Lebih jauh, Paulus mengatakan bahwa penghapusan rekomendasi itu juga dapat menurunkan kualitas pelayanan di bidang kesehatan.
"(Karena) dikhawatirkan akan terdapat banyak (perilaku dan tindakan) tenaga kesehatan yang tidak sesuai dengan etika," tegasnya
Dalam UU No 29 Tahun 2004 yang telah dicabut dan diganti dengan UU Omnibus Law Kesehatan, SIP bagi dokter gigi dikeluarkan oleh pemerintah daerah (Pemda), dan pada UU Omnibus Law Kesehatan, ketentuan ini tidak berubah.
Namun, pada pasal 263 dan 264 yang mengatur tentang SIP, keharusan adanya rekomendasi dari organisasi profesi memang tidak ada.
Berikut bunyi kedua pasal tersebut:
Pasal 263
(1) Jenis Tenaga Medis dan Tenaga Kesehatan tertentu dalam menjalankan praktik keprofesiannya wajib memiliki izin.
(2) Izin sebagaimana dimaksud pada ayat (1) diberikan dalam bentuk SIP.
(3) SIP sebagaimana dimaksud pada ayat (2) diterbitkan oleh Pemerintah Daerah kabupaten/kota tempat Tenaga Medis atau Tenaga Kesehatan menjalankan praktiknya. (4) Dalam kondisi tertentu, Menteri dapat menerbitkan SIP.

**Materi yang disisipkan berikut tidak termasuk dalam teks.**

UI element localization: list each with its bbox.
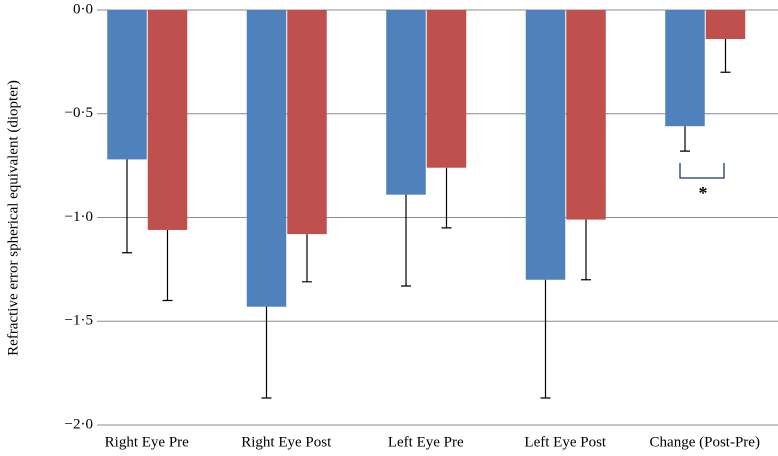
error-bar: [122, 159, 132, 254]
error-bar: [680, 126, 690, 152]
error-bar: [261, 306, 272, 399]
error-bar: [720, 39, 731, 73]
y-tick-label: −1·0: [65, 209, 93, 225]
error-bar: [162, 229, 173, 302]
significance-marker: *: [699, 183, 708, 203]
y-tick-label: −0·5: [65, 105, 93, 121]
y-tick-label: −1·5: [65, 313, 93, 329]
bar: [386, 10, 426, 195]
y-tick-label: 0·0: [73, 1, 93, 17]
bar: [287, 10, 327, 235]
y-axis-label: Refractive error spherical equivalent (d…: [5, 80, 21, 356]
error-bar: [441, 167, 452, 229]
x-tick-label: Left Eye Post: [524, 434, 606, 450]
bar: [426, 10, 467, 168]
error-bar: [302, 234, 312, 283]
bar: [525, 10, 566, 280]
bar: [705, 10, 746, 40]
significance-bracket: [679, 163, 725, 179]
error-bar: [581, 219, 591, 281]
bar: [107, 10, 147, 160]
y-tick-label: −2·0: [65, 416, 93, 432]
bar: [246, 10, 287, 307]
error-bar: [401, 194, 411, 287]
x-tick-label: Right Eye Pre: [105, 434, 189, 450]
bar: [566, 10, 606, 220]
bar: [665, 10, 705, 127]
x-tick-label: Left Eye Pre: [388, 434, 464, 450]
bar: [147, 10, 188, 230]
x-tick-label: Change (Post-Pre): [650, 434, 760, 450]
x-tick-label: Right Eye Post: [241, 434, 332, 450]
error-bar: [540, 279, 551, 399]
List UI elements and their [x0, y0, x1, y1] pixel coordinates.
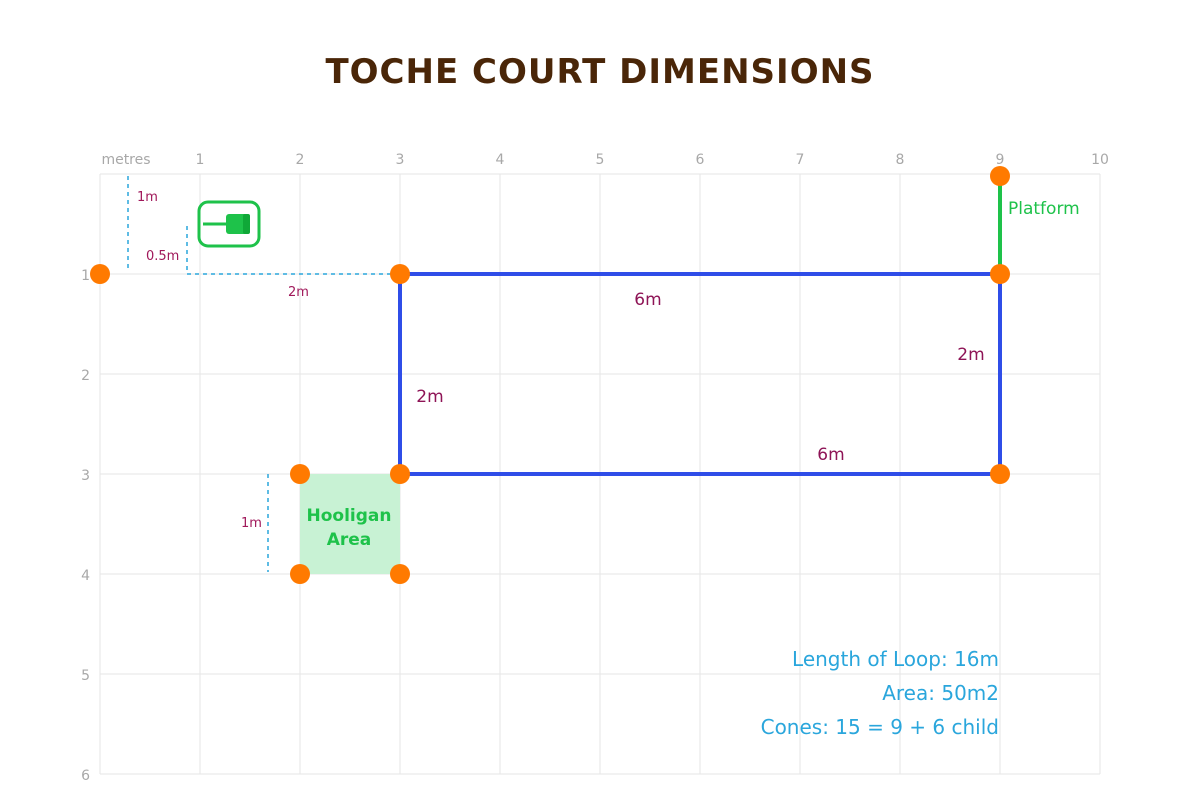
- platform-label: Platform: [1008, 199, 1080, 219]
- cone-marker: [990, 166, 1010, 186]
- y-axis-ticks: 1 2 3 4 5 6: [81, 268, 90, 784]
- cones: [90, 166, 1010, 584]
- cone-marker: [390, 464, 410, 484]
- guide-label-0-5m: 0.5m: [146, 249, 179, 264]
- cone-marker: [90, 264, 110, 284]
- x-tick-label: 3: [396, 152, 405, 168]
- cone-marker: [390, 264, 410, 284]
- y-tick-label: 4: [81, 568, 90, 584]
- x-axis-ticks: 1 2 3 4 5 6 7 8 9 10: [196, 152, 1109, 168]
- cone-marker: [990, 264, 1010, 284]
- loop-label-top: 6m: [634, 290, 661, 310]
- cone-marker: [290, 464, 310, 484]
- x-tick-label: 2: [296, 152, 305, 168]
- axis-unit-label: metres: [101, 152, 150, 168]
- guide-label-1m-area: 1m: [241, 516, 262, 531]
- x-tick-label: 1: [196, 152, 205, 168]
- guide-label-1m-top: 1m: [137, 190, 158, 205]
- hooligan-area: [300, 474, 400, 574]
- stat-area: Area: 50m2: [882, 681, 999, 705]
- x-tick-label: 8: [896, 152, 905, 168]
- hooligan-area-label-line1: Hooligan: [307, 506, 392, 526]
- loop-label-left: 2m: [416, 387, 443, 407]
- y-tick-label: 2: [81, 368, 90, 384]
- cone-marker: [390, 564, 410, 584]
- stat-loop-length: Length of Loop: 16m: [792, 647, 999, 671]
- hooligan-area-label-line2: Area: [327, 530, 372, 550]
- y-tick-label: 6: [81, 768, 90, 784]
- x-tick-label: 10: [1091, 152, 1109, 168]
- x-tick-label: 6: [696, 152, 705, 168]
- y-tick-label: 5: [81, 668, 90, 684]
- x-tick-label: 5: [596, 152, 605, 168]
- stat-cones: Cones: 15 = 9 + 6 child: [761, 715, 999, 739]
- cone-marker: [990, 464, 1010, 484]
- y-tick-label: 1: [81, 268, 90, 284]
- loop-label-right: 2m: [957, 345, 984, 365]
- x-tick-label: 7: [796, 152, 805, 168]
- loop-label-bottom: 6m: [817, 445, 844, 465]
- guide-label-2m: 2m: [288, 285, 309, 300]
- cone-marker: [290, 564, 310, 584]
- start-gate-icon: [197, 200, 261, 248]
- dimension-guides: [127, 176, 398, 572]
- page-title: TOCHE COURT DIMENSIONS: [325, 52, 875, 92]
- x-tick-label: 4: [496, 152, 505, 168]
- y-tick-label: 3: [81, 468, 90, 484]
- x-tick-label: 9: [996, 152, 1005, 168]
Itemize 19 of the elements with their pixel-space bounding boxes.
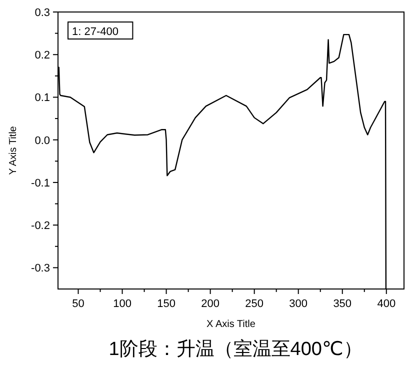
x-axis-title: X Axis Title	[206, 319, 256, 330]
x-tick-label: 250	[245, 298, 264, 310]
y-tick-label: 0.1	[34, 92, 50, 104]
x-tick-label: 300	[289, 298, 308, 310]
y-tick-label: -0.3	[31, 262, 50, 275]
y-tick-label: -0.1	[31, 177, 50, 190]
x-tick-label: 150	[157, 298, 176, 310]
annotation: 1: 27-400	[72, 26, 118, 38]
x-tick-label: 400	[377, 298, 396, 310]
y-tick-label: 0.2	[34, 50, 50, 62]
x-tick-label: 50	[72, 298, 84, 310]
y-tick-label: -0.2	[31, 220, 50, 232]
x-tick-label: 200	[201, 298, 220, 310]
x-tick-label: 100	[113, 298, 132, 310]
y-tick-label: 0.3	[34, 7, 50, 19]
text: 1阶段：升温（室温至400℃）	[108, 338, 362, 360]
x-tick-label: 350	[333, 298, 352, 310]
y-tick-label: 0.0	[34, 134, 50, 147]
y-axis-title: Y Axis Title	[8, 126, 19, 175]
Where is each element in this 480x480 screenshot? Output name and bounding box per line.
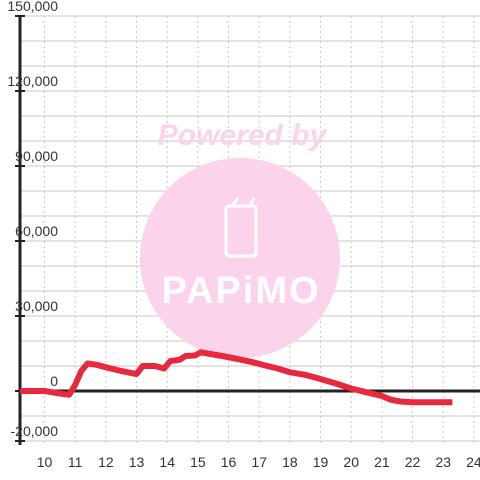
x-tick-label: 11 (68, 454, 83, 470)
y-tick-label: 60,000 (15, 223, 58, 239)
x-tick-label: 15 (190, 454, 206, 470)
y-tick-label: 90,000 (15, 148, 58, 164)
x-tick-label: 14 (159, 454, 175, 470)
x-tick-label: 12 (98, 454, 114, 470)
x-tick-label: 24 (466, 454, 480, 470)
x-tick-label: 13 (129, 454, 145, 470)
watermark-powered-by: Powered by (158, 119, 328, 152)
x-tick-label: 20 (343, 454, 359, 470)
x-tick-label: 18 (282, 454, 298, 470)
tick-labels: -20,000 0 30,000 60,000 90,000 120,000 150,000… (7, 0, 480, 470)
y-tick-label: 120,000 (7, 73, 58, 89)
phone-icon (224, 197, 258, 258)
y-tick-label: 0 (50, 373, 58, 389)
series-layer (20, 349, 453, 406)
axes (15, 15, 480, 445)
x-tick-label: 10 (37, 454, 53, 470)
x-tick-label: 22 (405, 454, 421, 470)
x-tick-label: 16 (221, 454, 237, 470)
x-tick-label: 19 (313, 454, 329, 470)
y-tick-label: 30,000 (15, 298, 58, 314)
papimo-watermark: Powered by PAPiMO (140, 119, 340, 358)
series-line (20, 349, 453, 406)
x-tick-label: 17 (251, 454, 267, 470)
watermark-brand: PAPiMO (161, 270, 320, 312)
y-tick-label: -20,000 (11, 423, 59, 439)
y-tick-label: 150,000 (7, 0, 58, 14)
x-tick-label: 21 (374, 454, 390, 470)
x-tick-label: 23 (435, 454, 451, 470)
watermark-circle (140, 158, 340, 358)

(5) Dalam rangka penerbitan SIP sebagaimana dimaksud pada ayat (3), Pemerintah Pusat melibatkan Pemerintah Daerah kabupaten/kota dalam menetapkan kuota untuk setiap jenis Tenaga Medis dan Tenaga Kesehatan dengan memperhatikan kriteria paling sedikit:
a. ketersediaan dan persebaran Tenaga Medis dan Tenaga Kesehatan pada daerah tersebut;
b. rasio jumlah penduduk dengan Tenaga Medis dan Tenaga Kesehatan aktif yang ditetapkan oleh Menteri; dan
c. beban kerja Tenaga Medis dan Tenaga Kesehatan.
Pasal 264
(1) Untuk mendapatkan SIP sebagaimana dimaksud dalam Pasal 263 ayat (2), Tenaga Medis dan Tenaga Kesehatan tertentu harus memiliki:
A. STR; dan
b. tempat praktik.
(2) SIP masih berlaku sepanjang tempat praktik masih sesuai dengan yang tercantum dalam SIP.